Calibrating Uncertainty for Zero-Shot Adversarial CLIP¶

Conference: ICML 2026
arXiv: 2512.12997
Code: https://github.com/VivienLu/UCAT
Area: AI Safety
Keywords: Adversarial Robustness, Uncertainty Calibration, CLIP, Dirichlet Distribution, Zero-Shot Classification

TL;DR¶

The UCAT framework is proposed to reparameterize CLIP logits as concentration parameters of a Dirichlet distribution. By aligning the Dirichlet distributions of clean and adversarial samples via reverse KL divergence, the method simultaneously calibrates uncertainty and preserves semantic structure during zero-shot adversarial fine-tuning, achieving an optimal balance between robustness and calibration across 16 benchmarks.

Background & Motivation¶

Background: Vision-language models like CLIP achieve strong zero-shot recognition through contrastive pre-training but remain extremely vulnerable to adversarial attacks—minor pixel-level perturbations can lead to confident misclassifications. Existing Zero-Shot Adversarial Robustness (ZSAR) methods primarily enhance robustness by adversarially fine-tuning the image encoder while attempting to preserve zero-shot generalization capabilities.
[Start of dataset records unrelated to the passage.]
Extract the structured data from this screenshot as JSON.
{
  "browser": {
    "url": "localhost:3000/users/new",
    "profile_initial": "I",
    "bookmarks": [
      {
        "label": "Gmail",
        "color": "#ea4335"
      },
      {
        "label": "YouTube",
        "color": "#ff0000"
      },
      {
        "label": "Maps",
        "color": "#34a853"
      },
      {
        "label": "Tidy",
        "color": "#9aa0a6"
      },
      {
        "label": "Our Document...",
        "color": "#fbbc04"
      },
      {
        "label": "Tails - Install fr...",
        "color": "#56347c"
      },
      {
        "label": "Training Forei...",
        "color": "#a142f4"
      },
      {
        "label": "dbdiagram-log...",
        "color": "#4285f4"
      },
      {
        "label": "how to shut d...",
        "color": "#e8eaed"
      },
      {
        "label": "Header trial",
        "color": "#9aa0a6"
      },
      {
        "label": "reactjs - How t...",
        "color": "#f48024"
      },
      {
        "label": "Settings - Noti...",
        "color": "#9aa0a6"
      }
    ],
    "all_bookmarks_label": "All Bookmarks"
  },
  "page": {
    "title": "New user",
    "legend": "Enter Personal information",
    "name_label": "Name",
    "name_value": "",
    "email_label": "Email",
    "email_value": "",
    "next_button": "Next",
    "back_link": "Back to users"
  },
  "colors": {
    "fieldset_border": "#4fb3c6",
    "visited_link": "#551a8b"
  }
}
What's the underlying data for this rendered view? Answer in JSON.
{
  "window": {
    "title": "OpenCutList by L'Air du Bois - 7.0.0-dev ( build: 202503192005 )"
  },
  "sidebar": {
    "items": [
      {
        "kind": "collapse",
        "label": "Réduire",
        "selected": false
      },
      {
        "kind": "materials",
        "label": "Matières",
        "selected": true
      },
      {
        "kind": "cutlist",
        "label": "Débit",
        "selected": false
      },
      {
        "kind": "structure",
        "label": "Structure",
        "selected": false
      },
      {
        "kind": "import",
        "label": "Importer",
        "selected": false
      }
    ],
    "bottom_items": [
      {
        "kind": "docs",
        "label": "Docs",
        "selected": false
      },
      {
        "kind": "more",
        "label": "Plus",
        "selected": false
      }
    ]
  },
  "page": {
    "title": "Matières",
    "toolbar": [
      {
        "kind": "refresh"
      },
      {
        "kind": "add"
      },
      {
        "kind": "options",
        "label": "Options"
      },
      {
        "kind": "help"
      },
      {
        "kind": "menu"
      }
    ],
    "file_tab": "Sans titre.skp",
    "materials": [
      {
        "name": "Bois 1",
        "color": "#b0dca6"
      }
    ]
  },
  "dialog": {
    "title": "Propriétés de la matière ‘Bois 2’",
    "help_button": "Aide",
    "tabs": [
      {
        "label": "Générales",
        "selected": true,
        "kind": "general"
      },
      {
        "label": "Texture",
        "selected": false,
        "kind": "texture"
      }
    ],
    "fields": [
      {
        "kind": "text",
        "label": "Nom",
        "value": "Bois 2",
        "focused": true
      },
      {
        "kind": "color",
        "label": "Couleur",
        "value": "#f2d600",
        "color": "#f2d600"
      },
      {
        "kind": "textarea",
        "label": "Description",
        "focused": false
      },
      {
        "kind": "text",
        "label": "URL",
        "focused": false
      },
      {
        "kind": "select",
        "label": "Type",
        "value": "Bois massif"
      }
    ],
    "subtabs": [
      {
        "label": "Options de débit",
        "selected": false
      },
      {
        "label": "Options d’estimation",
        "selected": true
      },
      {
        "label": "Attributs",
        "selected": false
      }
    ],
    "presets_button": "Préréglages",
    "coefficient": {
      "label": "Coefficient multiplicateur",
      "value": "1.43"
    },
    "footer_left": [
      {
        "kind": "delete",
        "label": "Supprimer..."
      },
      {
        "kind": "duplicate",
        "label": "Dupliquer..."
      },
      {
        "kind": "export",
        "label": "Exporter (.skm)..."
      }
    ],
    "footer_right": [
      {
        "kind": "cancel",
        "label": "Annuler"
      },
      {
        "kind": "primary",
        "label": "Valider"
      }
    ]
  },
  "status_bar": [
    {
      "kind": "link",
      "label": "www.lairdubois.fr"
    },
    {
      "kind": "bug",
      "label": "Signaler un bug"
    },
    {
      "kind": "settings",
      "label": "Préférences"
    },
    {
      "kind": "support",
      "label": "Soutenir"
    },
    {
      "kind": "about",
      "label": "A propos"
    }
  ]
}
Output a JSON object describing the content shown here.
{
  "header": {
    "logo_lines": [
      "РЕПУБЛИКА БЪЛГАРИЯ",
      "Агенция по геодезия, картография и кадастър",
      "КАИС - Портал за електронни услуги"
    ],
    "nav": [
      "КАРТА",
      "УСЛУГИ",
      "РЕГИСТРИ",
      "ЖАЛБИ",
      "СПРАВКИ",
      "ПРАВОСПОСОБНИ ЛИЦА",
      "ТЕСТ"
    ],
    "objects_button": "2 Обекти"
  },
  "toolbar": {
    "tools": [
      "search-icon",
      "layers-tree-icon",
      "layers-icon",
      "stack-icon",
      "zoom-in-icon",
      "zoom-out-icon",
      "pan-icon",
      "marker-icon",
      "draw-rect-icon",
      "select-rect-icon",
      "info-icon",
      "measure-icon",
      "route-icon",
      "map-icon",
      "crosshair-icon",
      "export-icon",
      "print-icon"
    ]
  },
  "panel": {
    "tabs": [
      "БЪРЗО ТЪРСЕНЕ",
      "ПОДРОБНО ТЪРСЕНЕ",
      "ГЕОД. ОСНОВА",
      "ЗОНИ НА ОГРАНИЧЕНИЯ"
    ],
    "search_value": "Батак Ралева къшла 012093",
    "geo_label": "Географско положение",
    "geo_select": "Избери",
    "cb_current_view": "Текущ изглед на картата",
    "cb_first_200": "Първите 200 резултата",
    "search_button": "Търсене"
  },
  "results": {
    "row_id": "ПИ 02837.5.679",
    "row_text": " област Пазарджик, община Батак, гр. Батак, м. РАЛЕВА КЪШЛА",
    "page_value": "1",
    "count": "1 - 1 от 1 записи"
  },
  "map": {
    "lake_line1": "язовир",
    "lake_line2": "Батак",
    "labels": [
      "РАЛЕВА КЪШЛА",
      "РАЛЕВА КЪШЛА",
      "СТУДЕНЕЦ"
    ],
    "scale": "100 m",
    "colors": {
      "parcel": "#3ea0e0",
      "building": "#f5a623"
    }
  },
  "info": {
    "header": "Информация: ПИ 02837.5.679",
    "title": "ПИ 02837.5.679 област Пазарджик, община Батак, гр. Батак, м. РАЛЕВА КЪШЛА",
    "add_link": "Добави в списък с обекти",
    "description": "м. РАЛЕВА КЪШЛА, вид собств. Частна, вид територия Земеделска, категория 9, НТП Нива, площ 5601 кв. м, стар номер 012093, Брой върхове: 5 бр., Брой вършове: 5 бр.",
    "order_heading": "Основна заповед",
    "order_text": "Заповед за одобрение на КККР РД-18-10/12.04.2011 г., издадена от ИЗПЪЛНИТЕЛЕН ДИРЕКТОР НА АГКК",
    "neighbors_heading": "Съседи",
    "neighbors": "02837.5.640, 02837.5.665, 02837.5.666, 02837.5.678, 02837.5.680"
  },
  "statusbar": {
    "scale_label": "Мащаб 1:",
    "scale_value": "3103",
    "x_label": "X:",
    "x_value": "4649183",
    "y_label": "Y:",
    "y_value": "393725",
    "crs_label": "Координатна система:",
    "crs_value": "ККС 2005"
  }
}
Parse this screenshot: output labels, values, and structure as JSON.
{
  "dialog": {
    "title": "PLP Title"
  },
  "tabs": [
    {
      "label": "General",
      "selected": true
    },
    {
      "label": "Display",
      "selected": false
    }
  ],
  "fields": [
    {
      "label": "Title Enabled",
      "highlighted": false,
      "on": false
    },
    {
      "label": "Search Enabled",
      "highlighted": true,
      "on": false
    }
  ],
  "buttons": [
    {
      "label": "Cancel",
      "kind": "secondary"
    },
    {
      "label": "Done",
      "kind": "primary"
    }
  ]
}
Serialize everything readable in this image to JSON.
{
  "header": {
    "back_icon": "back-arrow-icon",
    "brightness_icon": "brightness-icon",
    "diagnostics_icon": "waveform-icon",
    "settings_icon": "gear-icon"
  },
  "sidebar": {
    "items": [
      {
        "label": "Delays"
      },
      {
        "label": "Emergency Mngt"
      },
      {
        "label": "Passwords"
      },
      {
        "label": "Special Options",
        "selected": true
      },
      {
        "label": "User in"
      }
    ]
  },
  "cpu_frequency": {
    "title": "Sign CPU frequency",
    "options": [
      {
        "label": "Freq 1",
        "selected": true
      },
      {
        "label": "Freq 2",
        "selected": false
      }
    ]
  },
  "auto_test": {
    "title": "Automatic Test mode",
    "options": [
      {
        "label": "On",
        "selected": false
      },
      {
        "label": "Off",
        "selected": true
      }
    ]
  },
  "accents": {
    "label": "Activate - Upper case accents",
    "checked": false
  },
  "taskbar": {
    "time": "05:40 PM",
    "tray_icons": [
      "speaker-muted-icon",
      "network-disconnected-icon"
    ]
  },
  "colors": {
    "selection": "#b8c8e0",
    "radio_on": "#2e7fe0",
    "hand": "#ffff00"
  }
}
Limitations of Prior Work: Mainstream methods adopt a "single-anchor alignment" strategy, pulling adversarial features toward the text embedding of the ground-truth label, which ignores relative geometric relationships with other class embeddings. Other methods align softmax distributions, but softmax normalization discards absolute logit scale information, which is crucial for reliability reasoning in open-vocabulary scenarios.

Key Challenge: The authors identify a counter-intuitive phenomenon—adversarial perturbations not only reduce accuracy but also suppress predictive uncertainty, causing the model to produce falsely high-confidence predictions when under attack. This violates the fundamental expectation that uncertainty should increase for harder or out-of-distribution inputs, exposing a reliability gap beyond mere accuracy.

Goal: Design an adversarial fine-tuning method that simultaneously optimizes accuracy and uncertainty calibration, enabling the model to maintain robustness under attack while providing well-calibrated confidence estimates.

Key Insight: The authors observe a structural mathematical correspondence between CLIP’s zero-shot classification softmax probabilities and the expectation of a Dirichlet distribution—both are softmax operations on logits. This implies that CLIP logits can be reinterpreted as evidence parameters of a Dirichlet distribution.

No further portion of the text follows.